Staining Stair Treads

I’ve embarked on a new project at my house — stair remodeling. The plan is to replace the treads and a wonky handrail system on our front foyer. I’m using parts and supplies from L.J. Smith Stair Systems, and today I entered phase one of the project: staining the unfinished stair treads.

This involved setting up a workstation of table space and drop cloths, then sanding the Cherry wood surface of the treads. The treads arrive from the factory very smooth, but it’s important to scuff the surface with fine 220-grit sandpaper to remove any oil or grime (from the factory or shipping) that might impede penetration of the stain. Also, don’t forget to sand the rounded nosing, where the wood-grain tends to be rougher due to the routing process.

Once you’ve sanded the treads, use a tack cloth to remove the wood dust. Don’t overlook this step. The 220-grit abrasive may not appear to the naked eye to remove much material, but a wipe with a tack cloth will tell a different story, and this leftover dust can cause problems with your stain and finish.

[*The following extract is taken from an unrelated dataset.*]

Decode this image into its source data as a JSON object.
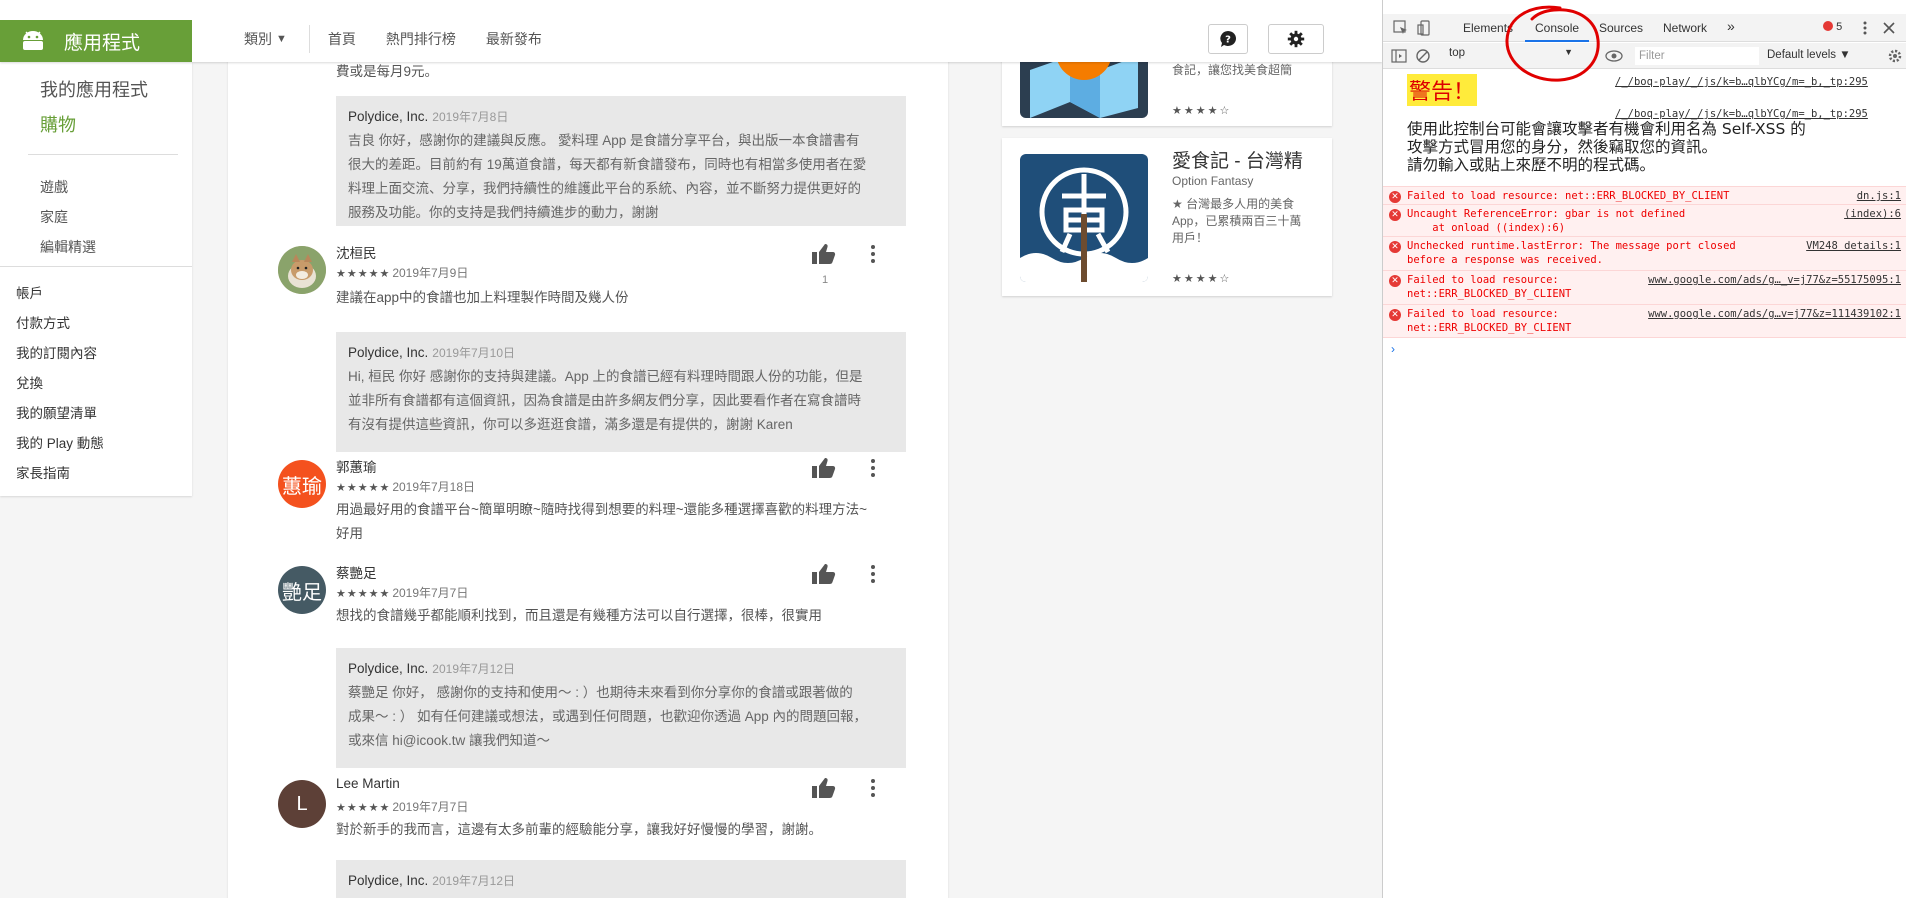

My plan was to match some existing wood trim in the adjacent family room, so I chose a “dark walnut” wood stain and applied it with a 3″ brush. After leaving the stain on the wood surface for about ten minutes, I wiped off the excess with a rag, revealing the richly stained cherry tread.

There are fourteen treads involved with this project, so this process took a while. Then the stain has to dry. You know what will take even longer? Applying a polyurethane finish. In fact, since these stair treads are intended to withstand years of foot traffic, at least three coats of polyurethane are recommended. And, every side of each tread should be coated with poly so the wood will better withstand changes in temperature and humidity.

So I’m looking at a lot of work ahead of me … but it’ll be worth it.